According to the investigation conducted by Turkish police, Tubaigy landed on Oct. 2 at 3:13 a.m. together with eight Saudi Arabian secret service and military personnel in a Gulfstream IV jet belonging to Crown Prince Mohammed bin Salman at Istanbul’s airport. Six other men arrived in the Turkish city a few hours later in a second plane.
Security cameras filmed Tubaigy in a leather jacket and striped sweater as he passed through passport control. He checked in for three nights at a hotel located near the Saudi Arabian Consulate, but he actually left the city at 10:46 p.m. that same day.
A Tale as Gruesome As It Is Grotesque
There are two versions of what happened in the 19-and-a-half hours between his arrival and departure. And whichever one is true, it is a crime thriller with details so gruesome and grotesque that a James Bond movie would pale by comparison. It is also one that has shaken the international community since that day.

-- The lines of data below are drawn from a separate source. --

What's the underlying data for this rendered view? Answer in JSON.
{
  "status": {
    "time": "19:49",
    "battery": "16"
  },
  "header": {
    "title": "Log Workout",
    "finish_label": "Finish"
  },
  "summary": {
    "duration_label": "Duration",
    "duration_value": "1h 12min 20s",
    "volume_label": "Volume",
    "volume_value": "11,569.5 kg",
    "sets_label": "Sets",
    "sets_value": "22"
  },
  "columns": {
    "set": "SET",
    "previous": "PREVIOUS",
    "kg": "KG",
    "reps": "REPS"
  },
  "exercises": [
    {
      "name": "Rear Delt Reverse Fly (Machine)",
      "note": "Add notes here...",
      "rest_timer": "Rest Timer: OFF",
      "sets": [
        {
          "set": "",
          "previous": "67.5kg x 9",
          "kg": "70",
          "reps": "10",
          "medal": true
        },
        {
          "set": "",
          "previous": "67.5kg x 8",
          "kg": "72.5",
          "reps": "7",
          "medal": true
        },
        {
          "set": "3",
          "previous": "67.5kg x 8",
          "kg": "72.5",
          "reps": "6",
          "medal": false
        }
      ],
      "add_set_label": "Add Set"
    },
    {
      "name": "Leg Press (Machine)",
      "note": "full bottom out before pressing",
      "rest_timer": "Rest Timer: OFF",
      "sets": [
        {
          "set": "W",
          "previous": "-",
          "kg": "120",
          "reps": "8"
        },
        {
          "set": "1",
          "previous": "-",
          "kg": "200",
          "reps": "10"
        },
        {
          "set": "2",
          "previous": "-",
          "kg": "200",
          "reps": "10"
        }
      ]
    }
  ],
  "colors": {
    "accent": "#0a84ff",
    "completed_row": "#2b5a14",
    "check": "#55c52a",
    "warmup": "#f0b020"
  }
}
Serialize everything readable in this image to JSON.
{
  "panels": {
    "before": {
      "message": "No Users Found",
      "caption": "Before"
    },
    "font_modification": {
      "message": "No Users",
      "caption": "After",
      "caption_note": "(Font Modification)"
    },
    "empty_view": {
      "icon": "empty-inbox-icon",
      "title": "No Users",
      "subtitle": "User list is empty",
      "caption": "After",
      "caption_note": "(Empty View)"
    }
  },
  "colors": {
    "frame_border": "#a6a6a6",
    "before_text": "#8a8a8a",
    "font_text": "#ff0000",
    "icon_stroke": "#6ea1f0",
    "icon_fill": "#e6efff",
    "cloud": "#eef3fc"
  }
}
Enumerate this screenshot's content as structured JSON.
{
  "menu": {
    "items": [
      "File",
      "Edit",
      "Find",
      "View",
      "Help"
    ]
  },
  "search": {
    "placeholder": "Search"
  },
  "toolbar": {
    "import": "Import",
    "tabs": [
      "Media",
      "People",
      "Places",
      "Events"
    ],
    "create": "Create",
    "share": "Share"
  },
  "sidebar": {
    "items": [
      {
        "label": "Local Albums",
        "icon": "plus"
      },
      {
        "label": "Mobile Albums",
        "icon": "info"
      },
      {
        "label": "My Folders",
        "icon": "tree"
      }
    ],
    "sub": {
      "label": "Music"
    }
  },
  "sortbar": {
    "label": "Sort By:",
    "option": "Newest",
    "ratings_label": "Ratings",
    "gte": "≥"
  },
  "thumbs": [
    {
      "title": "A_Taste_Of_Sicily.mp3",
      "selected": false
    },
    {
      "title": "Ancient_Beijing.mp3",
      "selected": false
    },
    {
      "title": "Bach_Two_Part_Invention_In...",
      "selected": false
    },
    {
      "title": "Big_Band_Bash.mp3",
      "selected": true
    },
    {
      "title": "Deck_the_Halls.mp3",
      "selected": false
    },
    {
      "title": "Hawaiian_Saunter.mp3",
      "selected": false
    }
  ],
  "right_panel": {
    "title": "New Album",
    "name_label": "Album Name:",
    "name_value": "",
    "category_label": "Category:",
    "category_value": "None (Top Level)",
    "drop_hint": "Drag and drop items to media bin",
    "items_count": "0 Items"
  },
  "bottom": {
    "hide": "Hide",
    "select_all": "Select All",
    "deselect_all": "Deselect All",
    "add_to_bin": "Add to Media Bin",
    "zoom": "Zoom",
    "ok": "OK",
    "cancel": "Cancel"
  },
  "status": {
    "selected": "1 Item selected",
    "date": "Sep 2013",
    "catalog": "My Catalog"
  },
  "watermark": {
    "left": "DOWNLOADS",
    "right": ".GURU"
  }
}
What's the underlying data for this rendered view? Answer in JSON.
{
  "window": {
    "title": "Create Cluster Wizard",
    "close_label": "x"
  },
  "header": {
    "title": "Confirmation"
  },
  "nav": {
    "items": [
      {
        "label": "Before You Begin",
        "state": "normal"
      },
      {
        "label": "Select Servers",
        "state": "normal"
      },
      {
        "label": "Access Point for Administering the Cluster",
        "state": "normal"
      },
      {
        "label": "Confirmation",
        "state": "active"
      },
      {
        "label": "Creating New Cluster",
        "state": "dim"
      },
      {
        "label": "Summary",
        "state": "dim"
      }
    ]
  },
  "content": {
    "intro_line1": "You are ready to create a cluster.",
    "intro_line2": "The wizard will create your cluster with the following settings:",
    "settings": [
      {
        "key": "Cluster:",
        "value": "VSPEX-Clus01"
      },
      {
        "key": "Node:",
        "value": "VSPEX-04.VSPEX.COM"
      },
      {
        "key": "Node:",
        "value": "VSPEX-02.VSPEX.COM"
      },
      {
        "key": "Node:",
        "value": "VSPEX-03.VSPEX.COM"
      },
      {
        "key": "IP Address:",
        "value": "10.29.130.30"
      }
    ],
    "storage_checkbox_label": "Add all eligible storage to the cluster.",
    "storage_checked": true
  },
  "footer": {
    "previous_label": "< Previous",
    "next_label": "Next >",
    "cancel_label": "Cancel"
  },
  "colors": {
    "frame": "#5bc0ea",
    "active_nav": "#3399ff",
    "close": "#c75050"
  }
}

Saudi Arabian television has claimed that Tubaigy and his colleagues traveled to Istanbul as tourists. But that hardly seems credible given that the group flew back home only a few hours after arrival. The Turkish police, for their part, are convinced that the 15 men played a decisive role in the alleged murder of Jamal Khashoggi, a prominent opponent of the Saudi regime. He disappeared during a visit to the Saudi Arabian Consulate in Istanbul and has been missing since Oct. 2.
Turkish investigators and intelligence officials believe they know what happened in those hours: According to their version of events, the commando squad from Riyadh waited for Khashoggi in the offices of the consulate. The men drugged and beat him. Then, while he was still conscious, they cut his fingers off. In the end, they claim, the men decapitated him.
They say that forensics expert Tubaigy then unpacked the bone saw he had brought along with him. According to the Turkish investigation, he put on headphones to listen to music and recommended that people in the room next door do the same because it would make the work easier.
He then dismembered Khashoggi’s body. “It was like a Tarantino film,” says one Turkish investigator. According to a report published in Yeni Safak, a newspaper loyal to the government in Ankara, Turkish authorities have audio recordings documenting the murder.
Saudi Arabia’s Crown Prince Mohammed bin Salman asserted in an interview with Bloomberg that Khashoggi had left the consulate after just a short time. But the prince has yet to provide any evidence to support that claim. Unfortunately, all surveillance cameras failed that day, though the manufacturer of the system swears that such a thing is not technically possible.